ワラゲは、島民が減った影響もあって昔に比べるとかなり小規模になっています。それでも日時を決めて集まる活動は続いているようで、現在のビルドを前提とした戦術研究も行われています。規模は変わっても、対人戦を研究して楽しむ文化そのものは残っています。
生産も人口減少によって消費が減ったため、昔のような大きな商売というより趣味として楽しむ側面が強くなっています。それでも、特定の商品を常に店頭に置いて常連客を作ったり、最新のレシピで作れる装備を並べたりと、やれることは意外と多くあります。
ペット育成は、昔に比べれば育成環境が整っているため、育てること自体は楽になりました。それでもペットを一から育てるのは相変わらず苦行です。特定のノウハウを持たない初心者には、あまりお勧めできません。ただし、期間限定イベントやコラボなどで育成が容易になる時期もあります。ペットを育てたいなら、そうした時期を狙うのも一つの方法です。
ファッションは、装備品が増えたことに加えて、性能とは関係なく見た目だけを設定できる「おしゃれ枠」が実装されたことで、以前よりも盛んになっています。運営主催のファッションコンテストも定期的に開催されており、単純に強い装備を揃えるのとは別の楽しみ方が成立しています。特定のキャラクターを再現するような遊び方もあります。
そしてチャット。これは昔から大きく変わっていません。共通の趣味を持った仲間とゲーム内で話すこと自体を楽しむ。攻略や育成を目的としなくても、そこに人がいて話せることが遊ぶ理由になります。
現在の戦闘用ビルド
戦闘用キャラクターを育て、レイドなどで成果を試したり、実戦を通して練習したりするのは、現在でもMoEの基本的な遊び方です。

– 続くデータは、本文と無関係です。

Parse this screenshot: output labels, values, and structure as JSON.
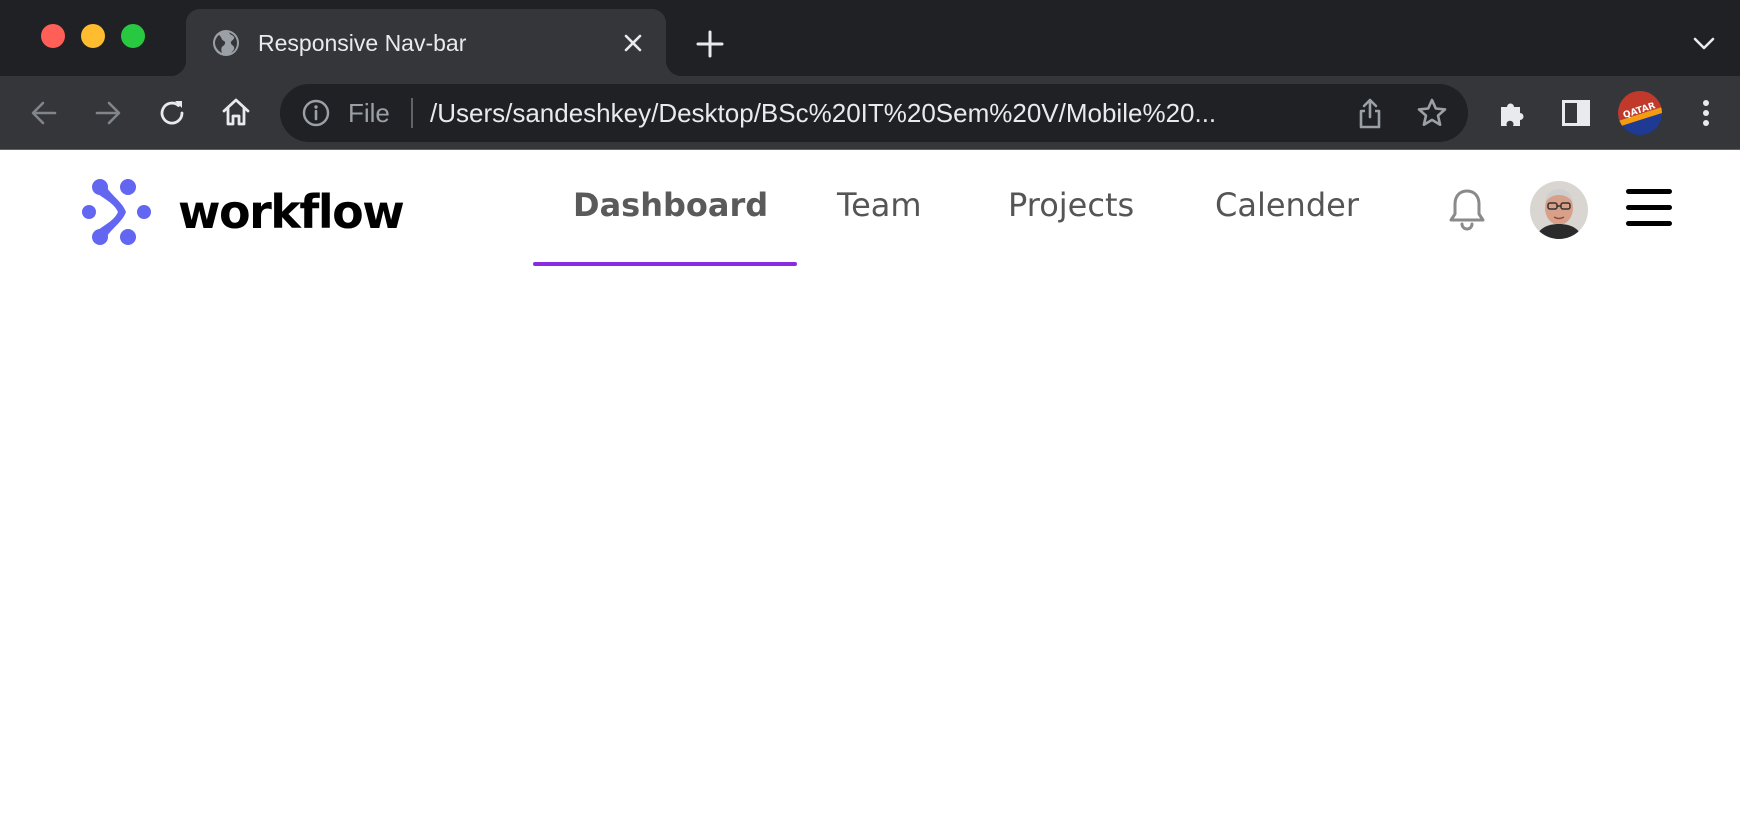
{
  "browser": {
    "tab": {
      "title": "Responsive Nav-bar"
    },
    "address_bar": {
      "scheme_label": "File",
      "url": "/Users/sandeshkey/Desktop/BSc%20IT%20Sem%20V/Mobile%20..."
    }
  },
  "page": {
    "brand": {
      "name": "workflow",
      "logo_color": "#6366f1"
    },
    "nav": {
      "items": [
        {
          "label": "Dashboard",
          "active": true
        },
        {
          "label": "Team",
          "active": false
        },
        {
          "label": "Projects",
          "active": false
        },
        {
          "label": "Calender",
          "active": false
        }
      ],
      "active_indicator_color": "#8a2be2"
    },
    "icons": {
      "notifications": "bell-icon",
      "menu": "hamburger-menu-icon"
    }
  }
}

ただし、ビルドの作り方は昔とはかなり変わっています。以前は基本テクニックを基準にして850ポイントをどう割り振るか、という考え方が中心でした。現在は複合テクニックを中心としたビルドが増えており、「この複合テクニックを使いたい。そのために850ポイントをどう割り振るか」という逆算も行われます。
装備についても、単純に性能が高いものを使うというより、特定の効果が付いた装備を組み合わせることが重要になっています。クリティカル率上昇、ディレイ短縮、特定スキルの効果アップなどは人気の高い効果です。

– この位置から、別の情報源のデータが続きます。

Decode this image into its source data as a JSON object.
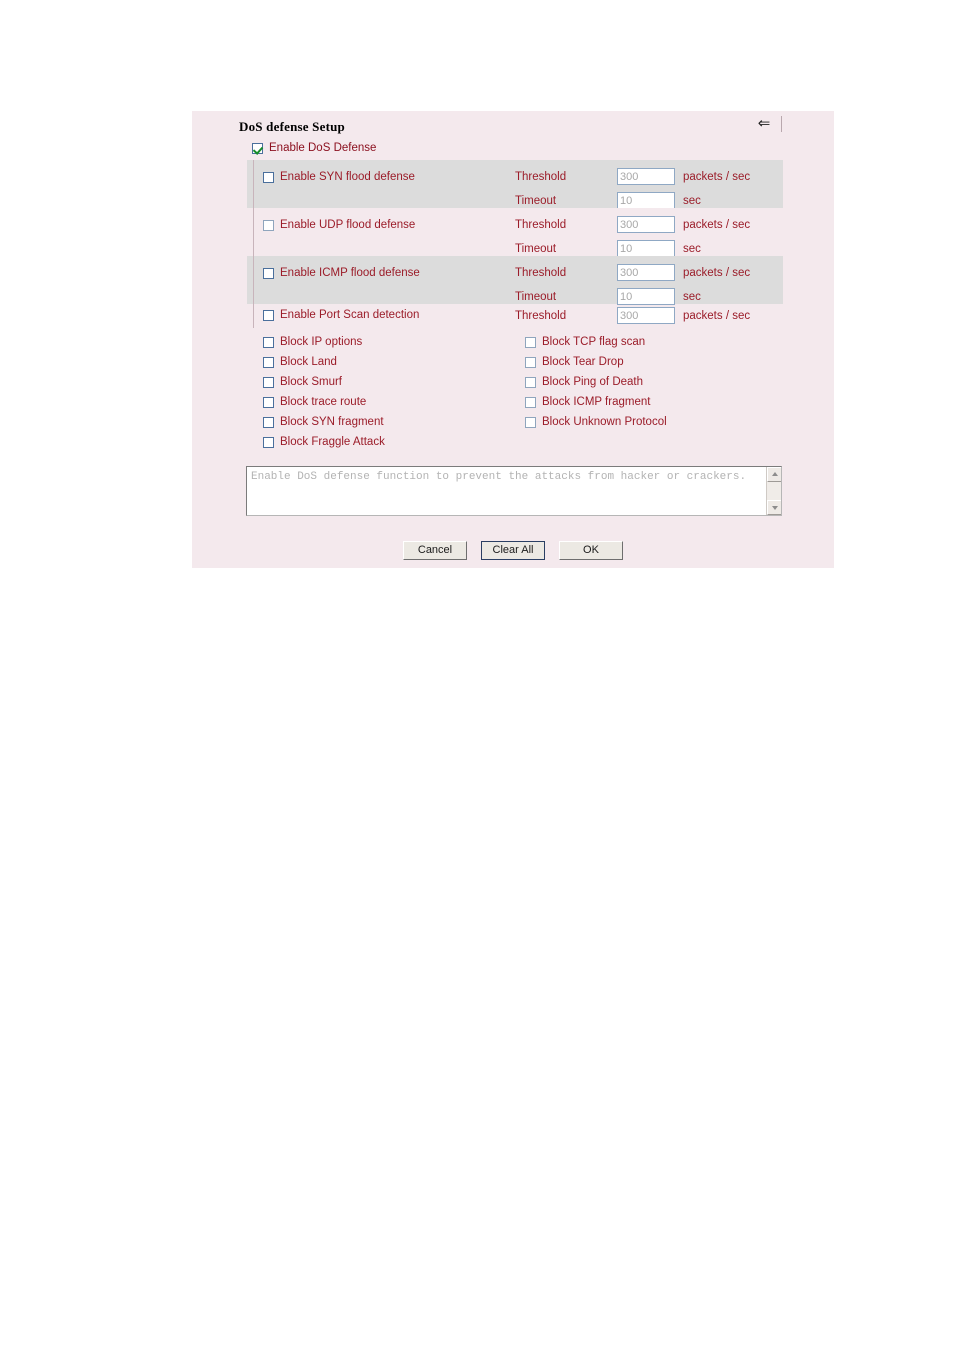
{
  "panel": {
    "title": "DoS defense Setup",
    "back_arrow_icon": "left-arrow-icon",
    "master": {
      "label": "Enable DoS Defense",
      "checked": true
    },
    "flood_rows": [
      {
        "label": "Enable SYN flood defense",
        "checked": false,
        "fields": [
          {
            "label": "Threshold",
            "value": "300",
            "unit": "packets / sec"
          },
          {
            "label": "Timeout",
            "value": "10",
            "unit": "sec"
          }
        ]
      },
      {
        "label": "Enable UDP flood defense",
        "checked": false,
        "fields": [
          {
            "label": "Threshold",
            "value": "300",
            "unit": "packets / sec"
          },
          {
            "label": "Timeout",
            "value": "10",
            "unit": "sec"
          }
        ]
      },
      {
        "label": "Enable ICMP flood defense",
        "checked": false,
        "fields": [
          {
            "label": "Threshold",
            "value": "300",
            "unit": "packets / sec"
          },
          {
            "label": "Timeout",
            "value": "10",
            "unit": "sec"
          }
        ]
      }
    ],
    "portscan": {
      "label": "Enable Port Scan detection",
      "checked": false,
      "field": {
        "label": "Threshold",
        "value": "300",
        "unit": "packets / sec"
      }
    },
    "block_options": {
      "column_left": [
        {
          "label": "Block IP options",
          "checked": false
        },
        {
          "label": "Block Land",
          "checked": false
        },
        {
          "label": "Block Smurf",
          "checked": false
        },
        {
          "label": "Block trace route",
          "checked": false
        },
        {
          "label": "Block SYN fragment",
          "checked": false
        },
        {
          "label": "Block Fraggle Attack",
          "checked": false
        }
      ],
      "column_right": [
        {
          "label": "Block TCP flag scan",
          "checked": false
        },
        {
          "label": "Block Tear Drop",
          "checked": false
        },
        {
          "label": "Block Ping of Death",
          "checked": false
        },
        {
          "label": "Block ICMP fragment",
          "checked": false
        },
        {
          "label": "Block Unknown Protocol",
          "checked": false
        }
      ]
    },
    "description": "Enable DoS defense function to prevent the attacks from hacker or crackers.",
    "buttons": [
      {
        "label": "Cancel",
        "default": false
      },
      {
        "label": "Clear All",
        "default": true
      },
      {
        "label": "OK",
        "default": false
      }
    ],
    "colors": {
      "panel_background": "#f4e9ed",
      "stripe_gray": "#dcdcdc",
      "label_red": "#9b1c29",
      "title_black": "#000000",
      "input_text_gray": "#a8a8a8",
      "check_green": "#168c2a"
    }
  }
}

例えば「ジェネレイトボディ」という複合テクニックがあります。効果時間は短いものの、非常に大きな回復量を持つテクニックです。これにディレイ短縮装備を組み合わせて再使用までの時間を短くし、さらに暗黒命令スキル効果UPの装備で効果時間を延ばすことで、ほぼ常時発動できるようにする。そうすると、ジェネレイトボディを中心とした耐久型のビルドが成立します。
このように、現在のMoEではスキル、複合テクニック、装備品を組み合わせて、一つのビルドを作っていきます。
とはいえ、万能型より特化型のほうが強力という基本的な考え方は昔から変わりません。複数の役割を持たせることは珍しくありませんが、それは性質の似た役割を組み合わせる場合が中心です。まったく違う性質のことをしたい場合には、複数のキャラクターを育成するのが今でも一般的です。
最先端だけが現在のMoEではない
課金アイテムの性能が積み重なったことで、最先端のビルドはかなり高性能になっています。しかし、それがそのまま一般プレイヤーの標準というわけではありません。
高性能な課金アイテムが実装されることで、それよりやや劣る型落ちのアイテムが優秀な性能を保ったまま流通するようになります。プレイヤー間で取引されるため、最先端を追わなければ比較的手軽に強力な装備を揃えることもできます。
そのため、トッププレイヤーと比べれば見劣りするものの、十分な戦力を持ったキャラクターをそれほど苦労せず作り、そこから自分の好きな島生活を送ることもできます。
しかも、強力な装備を使えるようになったことで、昔よりもビルドの幅は広がっています。中には、戦闘能力を十分に確保したうえで生産スキルを持たせるなど、性能だけではなくロールプレイを重視したキャラクターを好む人もいます。
そしてレイド
現在、多くのプレイヤーが集まるコンテンツの中心となっているのがレイドです。基本的には特定のボスと戦うコンテンツですが、長く運営されてきたことで戦うボス自体も増えています。
レイドでは、単純にキャラクターの性能が高ければいいというわけではありません。ボスの動きを理解し、攻撃を避けたり適切なタイミングで行動したりするプレイスキルも必要になります。自分で作ったビルドが実際の戦闘でどこまで通用するのかを試し、練習する場所でもあります。
私はプレイスキルについて詳しく語れるほどやり込んでいるわけではありませんが、ビルドについては、現在のMoEではこうした組み合わせを考えること自体が一つの楽しみになっていると感じます。
変わらぬ「ボク流」
現在のMoEは、強力な複合テクニックや特殊な効果を持つ課金アイテムを中心とした遊びになっています。20年前と比べれば、キャラクターを作るための材料はずっと増えました。
それでも、それを使って何をするのか、細かなスキルをどう割り振るのか、どの装備を組み合わせるのか、そして何よりどんな見た目にするのか。そこまで含めれば、同じようなキャラクターはいても、完全に同一のキャラクターはほとんどいません。
ギンギンに性能を求めてもいい。まったり島で生活してもいい。ネタに走ってもいい。
昔から変わらない、混沌としたダイアロスはまだ存在しています。そして20年分の要素が積み重なったことで、「ボク流」の遊び方はむしろ広がっているのではないでしょうか。
これが、現在のマスターオブエピックだと思います。